W.A.F. LogoSeminare

Teilzeibeschäftige im Betriebsrat - Wann bekommt sie ihre Stunden die sie im Betriebsratsseminar verbracht hat wieder?

K
krawall
Jan 2018 bearbeitet

Wann bekommt eine Teilzeitkraft (Betriebsratsmitglied) ihre Stunden die sie im Betriebsratsseminar oder andere Schulungen verbracht hat wieder? Immer, oder nur wenn sie die Schulung machen sollte bzw. nicht, wenn die Schulungen und Seminare freiwillig und von ihr gefordert wurden?!

5.82308

Community-Antworten (8)

K
Kölner

14.02.2008 um 14:56 Uhr

@krawall Die Stunden für die Arbeit im BR werden in Freizeit ausgeglichen. So gesehen auf Kosten der regulären Arbeit!

K
krawall

14.02.2008 um 15:13 Uhr

Vielen Dank an den Kölner! Also sollte man sich als Teilzeitkraft gut überlegen alles an Zeit geltend zu machen, weil dann ja schnell ein Tag oder auch zwei angespart ist!

K
Kölner

14.02.2008 um 15:45 Uhr

@krawall Wie der Ausgleich aussieht ist dann ein weiteres Problem, das anfällt.

Beispiel: Tz-Arbeitsverhältnis von täglich 08.-13.30 h. BR-Sitzung beginnt um 10.00 und dauert in der Regel bis 15.00 h.

Abzusprechen wäre, wie der Ausgleich zu bewerkstelligen ist...

P
packer

14.02.2008 um 16:00 Uhr

moin krawall,

grundsätzlich bekommt die teilzeitkraft die schulungszeit voll gutgeschrieben. die anreisezeit ist ein wenig anders geregelt. während bei vollzeit BRs nur die reisezeit gerechnet wird, die innerhalb der geplanten Arbeitszeit liegt, bekommt die teilzeitkraft die zeit wieder, die innerhalb der arbeitszeit eines anderen BRs liegt. mit anderen schulungen meinst du nicht BR geschichten?

gruß, packer

K
krawall

15.02.2008 um 10:24 Uhr

Moin, Moin packer!

Richtig! Mit anderen Schulungen meine ich z. B. Fachbereichsschulungen oder auch selber angeforderte wie z. B. Zeit- und Selbstmanagement. Wie ist das gemeint mit der Zeit die innerhalb eines anderen Btriebsrats liegt?

P
packer

15.02.2008 um 12:32 Uhr

moin krawall,

ich komm grade nicht an den fitting ran, aber das müßte dir für die recherche schon reichen:

Hinweis für die Praxis: Mit der am 28. Juli 2001 erfolgten Änderung des § 37 Abs. 6 BetrVG, der nunmehr auch auf § 37 Abs. 3 BetrVG Bezug nimmt, besteht für Teilzeitbeschäftigte der Anspruch auf Freizeitausgleich bzw. Mehrarbeitsvergütung auch für Schulungsund Bildungsveranstaltungen außerhalb der Arbeitszeit, soweit diese Kenntnisse vermitteln, die für die Arbeit des Betriebsrats erforderlich sind. Voraussetzung für den Ausgleichsanspruch ist, dass der Schulungsbesuch zwar außerhalb der persönlichen Arbeitszeit des teilzeitbeschäftigten Arbeitnehmers, aber innerhalb der üblichen Arbeitszeit der vollzeitig beschäftigten Betriebsratsmitglieder ist.

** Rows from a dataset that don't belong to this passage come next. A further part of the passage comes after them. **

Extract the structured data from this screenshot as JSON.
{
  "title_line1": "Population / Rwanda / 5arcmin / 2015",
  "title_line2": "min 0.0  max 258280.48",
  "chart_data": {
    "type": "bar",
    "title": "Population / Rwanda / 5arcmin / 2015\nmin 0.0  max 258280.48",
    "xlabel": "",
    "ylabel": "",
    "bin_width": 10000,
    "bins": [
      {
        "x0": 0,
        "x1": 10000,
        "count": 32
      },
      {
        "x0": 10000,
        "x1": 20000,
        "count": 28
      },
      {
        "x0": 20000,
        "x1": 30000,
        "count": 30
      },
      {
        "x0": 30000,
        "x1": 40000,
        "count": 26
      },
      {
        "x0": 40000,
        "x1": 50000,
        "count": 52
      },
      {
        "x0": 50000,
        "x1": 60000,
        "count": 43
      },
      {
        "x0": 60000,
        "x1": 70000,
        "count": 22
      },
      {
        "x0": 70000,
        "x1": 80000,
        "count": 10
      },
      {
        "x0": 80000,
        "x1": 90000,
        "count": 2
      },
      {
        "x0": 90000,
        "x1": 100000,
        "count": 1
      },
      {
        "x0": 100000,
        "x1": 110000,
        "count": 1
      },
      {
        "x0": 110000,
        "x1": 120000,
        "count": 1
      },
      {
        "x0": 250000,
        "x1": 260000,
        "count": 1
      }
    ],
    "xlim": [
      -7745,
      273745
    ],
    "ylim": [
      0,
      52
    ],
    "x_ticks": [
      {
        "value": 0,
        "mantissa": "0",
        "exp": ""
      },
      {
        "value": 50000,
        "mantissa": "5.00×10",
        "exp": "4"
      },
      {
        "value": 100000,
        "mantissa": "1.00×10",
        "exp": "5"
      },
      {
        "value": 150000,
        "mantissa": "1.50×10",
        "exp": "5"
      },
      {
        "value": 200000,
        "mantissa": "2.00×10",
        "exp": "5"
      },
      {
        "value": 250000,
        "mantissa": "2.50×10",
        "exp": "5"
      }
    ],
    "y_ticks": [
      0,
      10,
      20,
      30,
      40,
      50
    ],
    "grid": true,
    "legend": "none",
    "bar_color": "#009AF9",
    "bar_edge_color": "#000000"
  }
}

aus: Peter Bopp / Dr. Christina Georgiou / Willy Beumann Betriebsverfassungsrecht für Betriebsräte

gruß vom packer

nachtrag:

Hat ein in Teilzeitarbeit tätiges Betriebsratsmitglied Betriebsratstätigkeit außerhalb seiner Arbeitszeit durchgeführt, und ist eine entsprechende Arbeitsbefreiung nicht möglich, so bestimmt sich die hierfür zu zahlende Vergütung nach dem für die regelmäßige Arbeitszeit zu berechnenden Lohn. Eine Mehrarbeitsvergütung steht ihm also nur zu, soweit die Vollzeitarbeit überschritten wird. Anders kann es bei einer entsprechenden einzelvertraglichen oder tariflichen Regelung sein. BAG 7.2.1985 – 6 AZR 370/82

K
krawall

18.02.2008 um 10:54 Uhr

Guten Morgen packer! Mit der Anwort kann ich was anfangen. Herzlichen Dank!

K
Kölner

18.02.2008 um 10:58 Uhr

@krawall Problem: Der § 78 BetrVG - und selbst mit dem von 'packer' benannten Urteil ist der Ausgleich in Freizeit unbedingt vorzuziehen; auch wenn das ein wenig dauert.